The Canadian Health Food Association (CHFA) has countered Health Canada’s press release with its own, stating the liver toxicity may have been a result of using kava in combination with prescription drugs, or using it well above recommended levels.

Donna Herringer, president and CEO of the CHFA considers the kava ban a perfect example of the need for a unique regulatory body for natural products, with appropriate regulations. "Cautions for responsible use can be put on the label, but a full-out ban without additional research or confirmed incident is irresponsible on the part of the government."

She says, with proper labelling and production standards in place, kava–along with other products not currently available for sale in Canada–may make a return.

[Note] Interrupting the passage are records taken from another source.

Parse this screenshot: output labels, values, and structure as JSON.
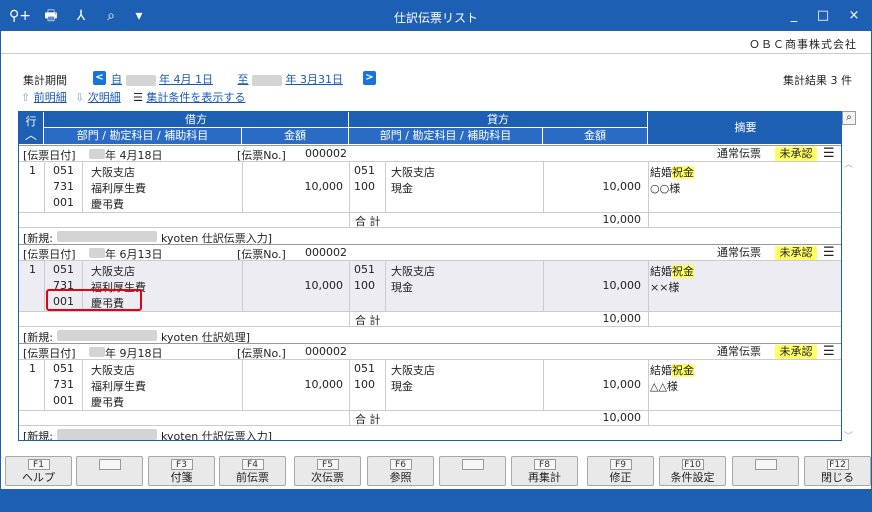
{
  "window": {
    "title": "仕訳伝票リスト",
    "minimize": "_",
    "maximize": "□",
    "close": "×"
  },
  "toolbar": {
    "search_icon": "⚲+",
    "print_icon": "🖶",
    "pdf_icon": "⅄",
    "zoom_icon": "⌕",
    "dropdown_icon": "▾"
  },
  "company": "ＯＢＣ商事株式会社",
  "period": {
    "label": "集計期間",
    "from_prefix": "自",
    "from_suffix": "年  4月 1日",
    "to_prefix": "至",
    "to_suffix": "年  3月31日"
  },
  "result": "集計結果 3 件",
  "subnav": {
    "prev": "前明細",
    "next": "次明細",
    "show_conditions": "集計条件を表示する"
  },
  "grid_header": {
    "row": "行",
    "debit": "借方",
    "credit": "貸方",
    "dept_account": "部門 / 勘定科目 / 補助科目",
    "amount": "金額",
    "summary": "摘要"
  },
  "vouchers": [
    {
      "date_label": "[伝票日付]",
      "date": "年  4月18日",
      "no_label": "[伝票No.]",
      "no": "000002",
      "type": "通常伝票",
      "status": "未承認",
      "row": "1",
      "debit_lines": [
        [
          "051",
          "大阪支店"
        ],
        [
          "731",
          "福利厚生費"
        ],
        [
          "001",
          "慶弔費"
        ]
      ],
      "debit_amount": "10,000",
      "credit_lines": [
        [
          "051",
          "大阪支店"
        ],
        [
          "100",
          "現金"
        ]
      ],
      "credit_amount": "10,000",
      "summary_line1_a": "結婚",
      "summary_line1_b": "祝金",
      "summary_line2": "○○様",
      "total_label": "合  計",
      "total": "10,000",
      "footer_prefix": "[新規:",
      "footer_suffix": "kyoten  仕訳伝票入力]"
    },
    {
      "date_label": "[伝票日付]",
      "date": "年  6月13日",
      "no_label": "[伝票No.]",
      "no": "000002",
      "type": "通常伝票",
      "status": "未承認",
      "row": "1",
      "debit_lines": [
        [
          "051",
          "大阪支店"
        ],
        [
          "731",
          "福利厚生費"
        ],
        [
          "001",
          "慶弔費"
        ]
      ],
      "debit_amount": "10,000",
      "credit_lines": [
        [
          "051",
          "大阪支店"
        ],
        [
          "100",
          "現金"
        ]
      ],
      "credit_amount": "10,000",
      "summary_line1_a": "結婚",
      "summary_line1_b": "祝金",
      "summary_line2": "××様",
      "total_label": "合  計",
      "total": "10,000",
      "footer_prefix": "[新規:",
      "footer_suffix": "kyoten  仕訳処理]"
    },
    {
      "date_label": "[伝票日付]",
      "date": "年  9月18日",
      "no_label": "[伝票No.]",
      "no": "000002",
      "type": "通常伝票",
      "status": "未承認",
      "row": "1",
      "debit_lines": [
        [
          "051",
          "大阪支店"
        ],
        [
          "731",
          "福利厚生費"
        ],
        [
          "001",
          "慶弔費"
        ]
      ],
      "debit_amount": "10,000",
      "credit_lines": [
        [
          "051",
          "大阪支店"
        ],
        [
          "100",
          "現金"
        ]
      ],
      "credit_amount": "10,000",
      "summary_line1_a": "結婚",
      "summary_line1_b": "祝金",
      "summary_line2": "△△様",
      "total_label": "合  計",
      "total": "10,000",
      "footer_prefix": "[新規:",
      "footer_suffix": "kyoten  仕訳伝票入力]"
    }
  ],
  "fkeys": [
    {
      "key": "F1",
      "label": "ヘルプ"
    },
    {
      "key": "",
      "label": ""
    },
    {
      "key": "F3",
      "label": "付箋"
    },
    {
      "key": "F4",
      "label": "前伝票"
    },
    {
      "key": "F5",
      "label": "次伝票"
    },
    {
      "key": "F6",
      "label": "参照"
    },
    {
      "key": "",
      "label": ""
    },
    {
      "key": "F8",
      "label": "再集計"
    },
    {
      "key": "F9",
      "label": "修正"
    },
    {
      "key": "F10",
      "label": "条件設定"
    },
    {
      "key": "",
      "label": ""
    },
    {
      "key": "F12",
      "label": "閉じる"
    }
  ],
  "colors": {
    "accent": "#1d5fb3",
    "highlight": "#ffff66",
    "link": "#1a58b8",
    "alert": "#e60012"
  }
}
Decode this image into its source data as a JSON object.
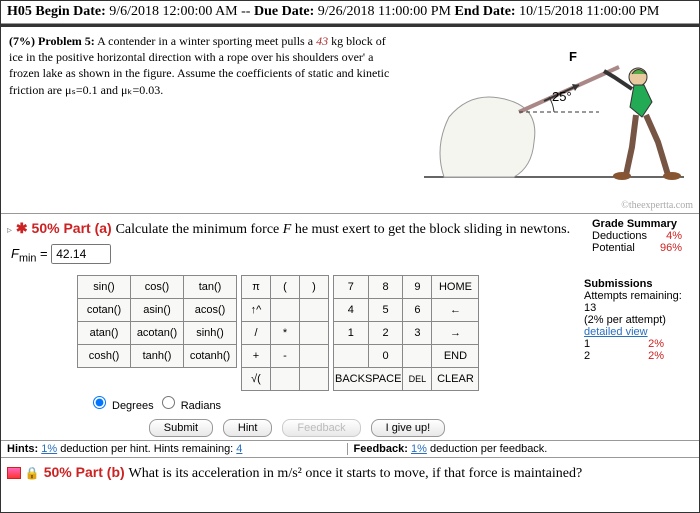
{
  "header": {
    "hw": "H05",
    "begin_label": "Begin Date:",
    "begin": "9/6/2018 12:00:00 AM",
    "sep": "--",
    "due_label": "Due Date:",
    "due": "9/26/2018 11:00:00 PM",
    "end_label": "End Date:",
    "end": "10/15/2018 11:00:00 PM"
  },
  "problem": {
    "pct": "(7%)",
    "label": "Problem 5:",
    "text_pre": "A contender in a winter sporting meet pulls a ",
    "mass": "43",
    "text_post": " kg block of ice in the positive horizontal direction with a rope over his shoulders over' a frozen lake as shown in the figure. Assume the coefficients of static and kinetic friction are μₛ=0.1 and μₖ=0.03.",
    "angle_label": "25°",
    "force_label": "F",
    "watermark": "©theexpertta.com"
  },
  "part_a": {
    "arrow": "▹",
    "star": "✱",
    "pct": "50%",
    "label": "Part (a)",
    "prompt_pre": "Calculate the minimum force ",
    "prompt_var": "F",
    "prompt_post": " he must exert to get the block sliding in newtons.",
    "var": "F",
    "sub": "min",
    "eq": "=",
    "value": "42.14"
  },
  "grade": {
    "title": "Grade Summary",
    "ded_label": "Deductions",
    "ded_val": "4%",
    "pot_label": "Potential",
    "pot_val": "96%"
  },
  "subs": {
    "title": "Submissions",
    "rem": "Attempts remaining: 13",
    "per": "(2% per attempt)",
    "dv": "detailed view",
    "a1": "1",
    "a1v": "2%",
    "a2": "2",
    "a2v": "2%"
  },
  "calc": {
    "fns": [
      [
        "sin()",
        "cos()",
        "tan()"
      ],
      [
        "cotan()",
        "asin()",
        "acos()"
      ],
      [
        "atan()",
        "acotan()",
        "sinh()"
      ],
      [
        "cosh()",
        "tanh()",
        "cotanh()"
      ]
    ],
    "ops1": [
      "π",
      "(",
      ")"
    ],
    "ops2": [
      "↑^",
      "",
      ""
    ],
    "ops3": [
      "/",
      "*",
      ""
    ],
    "ops4": [
      "+",
      "-",
      ""
    ],
    "ops5": [
      "√(",
      "",
      ""
    ],
    "kp": [
      [
        "7",
        "8",
        "9",
        "HOME"
      ],
      [
        "4",
        "5",
        "6",
        "←"
      ],
      [
        "1",
        "2",
        "3",
        "→"
      ],
      [
        "",
        "0",
        "",
        "END"
      ],
      [
        "BACKSPACE",
        "DEL",
        "CLEAR"
      ]
    ],
    "deg": "Degrees",
    "rad": "Radians"
  },
  "actions": {
    "submit": "Submit",
    "hint": "Hint",
    "fb": "Feedback",
    "giveup": "I give up!"
  },
  "footer": {
    "hints_label": "Hints:",
    "hints_cost": "1%",
    "hints_text": " deduction per hint. Hints remaining: ",
    "hints_rem": "4",
    "fb_label": "Feedback:",
    "fb_cost": "1%",
    "fb_text": " deduction per feedback."
  },
  "part_b": {
    "pct": "50%",
    "label": "Part (b)",
    "prompt": "What is its acceleration in m/s² once it starts to move, if that force is maintained?"
  }
}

For those continuing to take kava, the CHFA offers these guidelines:

  • Do not exceed recommended dosage levels.
  • Do not use kava if you have Parkinson’s disease.
  • Do not take kava in combination with alcohol.
  • Do not take kava in combination with benzodiazepines such as Valium and Halcyon unless under medical supervision.
  • Do not take kava for more than three months without medical supervision.

As of press time, the stop-sale order on all kava products was still in effect, though Health Canada says it will to continue to assess kava’s safety and review new information as it becomes available.